Quentin Tarantino gets on my nerves. I like (some of) his movies, but there is something about the guy that rubs me the wrong way. Maybe it’s the way he comes across on camera. For starters, I wish he’d stop making crappy appearances in his movies. His last role in Django Unchained was particularly painful.
Tarantino’s lousy Australian accent not withstanding, his latest film greatly exceeded my expectations. I watched it with my sister and cousins shortly after it came out. I thought it would be another mindless smattering of violence and corny jokes. It turned out to be much more than that.
The Washington Post’s film critic recently wrote a piece that does a nice job of explaining the strengths of Tarantino’s latest film. She said it did a better job of addressing slavery than Lincoln, which is expected to do well at the Oscars.
“It could be that to capture the perversity of a system of kidnapped human beings who were routinely bought, sold, raped, maimed and murdered, it takes genre filmmaking at its most graphic and hyperbolic. How else can movies make proper symbolic sense of America’s bloodiest, most shameful chapter?”
Django made me laugh at times, but I don’t remember it ever doing so at the expense of any of the slaves being portrayed. It kept me interested and waiting to see what would happen next. And most importantly, it made me think. It’s not a feel good movie, nor is it meant to be one.
Spike Lee had major issues with it, as did many other people. I wonder how many of them would have been so critical if Quentin Tarantino wasn’t white. Hornaday is as white as they come, but her critique of Django seems far more accurate than Spike’s.
I look forward to the DVD release. In the meantime, I’ll have to settle for something else…
Spike Lee started believing his own hype in the early 1990’s, and I think it’s partly why he’s not as respected as he should be.
He hasn’t grown as a director as he should have, perhaps out of fear of erasing from his future work the very brash insights that made him a media darling. It’s one thing to explore the racial divide in US society, but he always takes the black man good/white man bad approach in his scripts, and frankly, while I want to be entertained, I also want to be challenged and to see growth in both the director and the characters. (One can argue that Tarantino makes the same mistake, by relying too much on violence as a storytelling device — but then I give you “Jackie Brown,” or the “Kill Bill” films, where the women are faced with moral choices and act on them. They don’t just start kicking ass as if it’s a musical interlude in the movie.)

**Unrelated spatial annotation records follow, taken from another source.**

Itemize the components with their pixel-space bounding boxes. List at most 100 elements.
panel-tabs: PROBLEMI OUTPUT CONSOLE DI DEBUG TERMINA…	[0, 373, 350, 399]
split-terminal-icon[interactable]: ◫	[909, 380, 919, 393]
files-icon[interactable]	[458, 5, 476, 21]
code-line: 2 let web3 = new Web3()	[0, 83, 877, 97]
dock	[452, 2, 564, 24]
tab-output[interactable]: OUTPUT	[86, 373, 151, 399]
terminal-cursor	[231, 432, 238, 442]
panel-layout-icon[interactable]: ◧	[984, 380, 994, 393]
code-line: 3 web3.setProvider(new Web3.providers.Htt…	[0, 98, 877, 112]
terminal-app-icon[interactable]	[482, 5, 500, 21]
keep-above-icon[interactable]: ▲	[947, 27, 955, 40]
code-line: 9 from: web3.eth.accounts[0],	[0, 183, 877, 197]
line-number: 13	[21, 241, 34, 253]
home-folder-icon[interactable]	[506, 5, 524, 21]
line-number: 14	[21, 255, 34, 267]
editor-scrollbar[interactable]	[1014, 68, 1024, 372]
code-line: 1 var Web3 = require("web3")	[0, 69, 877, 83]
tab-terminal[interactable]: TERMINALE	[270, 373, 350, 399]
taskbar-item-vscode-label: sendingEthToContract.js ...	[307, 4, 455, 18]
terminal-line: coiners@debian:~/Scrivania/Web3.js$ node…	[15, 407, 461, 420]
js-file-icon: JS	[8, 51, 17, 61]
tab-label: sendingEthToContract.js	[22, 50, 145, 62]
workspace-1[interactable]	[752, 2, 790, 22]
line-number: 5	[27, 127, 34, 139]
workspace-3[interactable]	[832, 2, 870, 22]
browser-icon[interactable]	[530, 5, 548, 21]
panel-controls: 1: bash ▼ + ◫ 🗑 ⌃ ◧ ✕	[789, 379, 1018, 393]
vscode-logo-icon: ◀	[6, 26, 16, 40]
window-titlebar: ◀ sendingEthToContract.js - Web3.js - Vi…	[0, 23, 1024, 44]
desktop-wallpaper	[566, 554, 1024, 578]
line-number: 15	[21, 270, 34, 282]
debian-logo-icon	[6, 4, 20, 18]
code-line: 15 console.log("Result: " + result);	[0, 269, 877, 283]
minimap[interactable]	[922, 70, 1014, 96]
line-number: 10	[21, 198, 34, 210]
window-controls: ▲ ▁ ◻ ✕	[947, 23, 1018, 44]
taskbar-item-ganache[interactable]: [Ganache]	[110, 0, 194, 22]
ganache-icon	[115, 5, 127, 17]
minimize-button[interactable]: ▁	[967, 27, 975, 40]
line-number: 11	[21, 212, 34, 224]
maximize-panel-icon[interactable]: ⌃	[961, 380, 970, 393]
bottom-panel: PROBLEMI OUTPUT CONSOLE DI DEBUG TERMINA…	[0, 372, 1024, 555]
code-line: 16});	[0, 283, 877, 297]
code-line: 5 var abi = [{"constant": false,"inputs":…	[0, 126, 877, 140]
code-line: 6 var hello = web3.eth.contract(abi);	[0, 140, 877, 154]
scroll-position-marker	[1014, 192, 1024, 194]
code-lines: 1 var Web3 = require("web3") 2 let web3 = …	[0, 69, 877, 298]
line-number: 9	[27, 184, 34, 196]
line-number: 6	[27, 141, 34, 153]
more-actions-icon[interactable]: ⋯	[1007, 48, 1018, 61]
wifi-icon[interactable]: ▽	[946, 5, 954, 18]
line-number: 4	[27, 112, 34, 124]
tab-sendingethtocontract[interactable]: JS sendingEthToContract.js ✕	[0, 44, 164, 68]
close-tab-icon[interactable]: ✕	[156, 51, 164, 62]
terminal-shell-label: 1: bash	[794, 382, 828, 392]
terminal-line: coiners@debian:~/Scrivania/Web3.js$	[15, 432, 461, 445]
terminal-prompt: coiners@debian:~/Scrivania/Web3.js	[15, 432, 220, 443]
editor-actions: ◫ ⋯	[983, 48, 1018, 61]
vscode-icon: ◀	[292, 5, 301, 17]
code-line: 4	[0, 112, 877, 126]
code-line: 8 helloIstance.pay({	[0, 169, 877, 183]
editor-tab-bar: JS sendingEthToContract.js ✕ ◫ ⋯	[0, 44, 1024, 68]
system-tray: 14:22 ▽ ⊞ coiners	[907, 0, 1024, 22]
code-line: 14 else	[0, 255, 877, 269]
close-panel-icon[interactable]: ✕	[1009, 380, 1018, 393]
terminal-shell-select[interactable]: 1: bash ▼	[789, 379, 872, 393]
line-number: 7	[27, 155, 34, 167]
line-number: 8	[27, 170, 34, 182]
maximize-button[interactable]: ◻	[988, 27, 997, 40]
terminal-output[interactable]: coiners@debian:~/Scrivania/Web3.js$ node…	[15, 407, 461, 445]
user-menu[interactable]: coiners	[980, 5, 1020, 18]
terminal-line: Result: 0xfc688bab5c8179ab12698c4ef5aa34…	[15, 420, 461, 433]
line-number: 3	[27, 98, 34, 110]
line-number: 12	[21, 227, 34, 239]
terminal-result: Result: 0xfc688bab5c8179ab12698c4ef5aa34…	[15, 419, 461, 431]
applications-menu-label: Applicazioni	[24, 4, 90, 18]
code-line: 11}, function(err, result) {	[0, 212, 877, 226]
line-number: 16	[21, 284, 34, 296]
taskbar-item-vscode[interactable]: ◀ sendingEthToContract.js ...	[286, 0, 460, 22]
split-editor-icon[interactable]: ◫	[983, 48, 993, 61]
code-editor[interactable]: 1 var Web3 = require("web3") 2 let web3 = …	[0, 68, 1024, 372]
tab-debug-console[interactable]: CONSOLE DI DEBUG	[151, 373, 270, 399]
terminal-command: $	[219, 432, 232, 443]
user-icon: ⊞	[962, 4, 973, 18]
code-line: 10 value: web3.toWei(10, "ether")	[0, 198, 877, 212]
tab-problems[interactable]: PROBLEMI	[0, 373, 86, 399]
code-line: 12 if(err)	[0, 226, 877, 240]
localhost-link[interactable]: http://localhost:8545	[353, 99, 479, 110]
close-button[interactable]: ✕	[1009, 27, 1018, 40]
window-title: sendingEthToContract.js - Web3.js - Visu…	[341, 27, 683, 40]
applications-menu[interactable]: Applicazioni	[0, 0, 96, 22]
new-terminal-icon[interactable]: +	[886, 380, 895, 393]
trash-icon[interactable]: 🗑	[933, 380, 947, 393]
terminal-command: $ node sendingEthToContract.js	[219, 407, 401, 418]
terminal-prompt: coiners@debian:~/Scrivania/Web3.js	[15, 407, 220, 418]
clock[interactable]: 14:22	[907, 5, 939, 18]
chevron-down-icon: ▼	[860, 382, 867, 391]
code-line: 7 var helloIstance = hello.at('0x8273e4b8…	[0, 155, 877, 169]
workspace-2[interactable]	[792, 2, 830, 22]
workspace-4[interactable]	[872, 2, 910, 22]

Lee also has committed the sin of thinking he is THE authority on the African-American experience, and uses his films to push that view. What’s more, too many African-American filmgoers, desperate to see their stories on the big screen, adopt his aesthetic and don’t push Lee to broaden his view. They do the same thing with Tyler Perry, who is just dreck as a filmmaker.
There is the rub: Lee comes from ONE particular strand of black society; Perry comes from another. My experiences come from neither, and my view of my particular experience is as valid to me as theirs are to them. However, both Lee and Perry expect, nay demand, that I endorse their world views as the only legitimate ones. Not gonna happen. You need a healthy level of self-regard to work in film — but if you’re not pushing yourself and questioning the very insights you explored in your early work, I’m not sure how much of an artist you are versus how much of a polemicist you are. I don’t like polemicists, and I don’t know why I should be expected to support your work with my dollars.
A confident person would look at “Django Unchained” and not consider it a personal assault on his ancestors, as Lee considers the film. If Lee had any balls, he’d quit whining to the NYT or to Time or to Ebony and start producing an answer to “Django.” The experiences of black slaves in America run the gamut — and we are all shortchanged when filmmakers don’t try to reveal them and instead get into pissing matches with each other. Show me what you think that story should be. Surprise me. And STFU.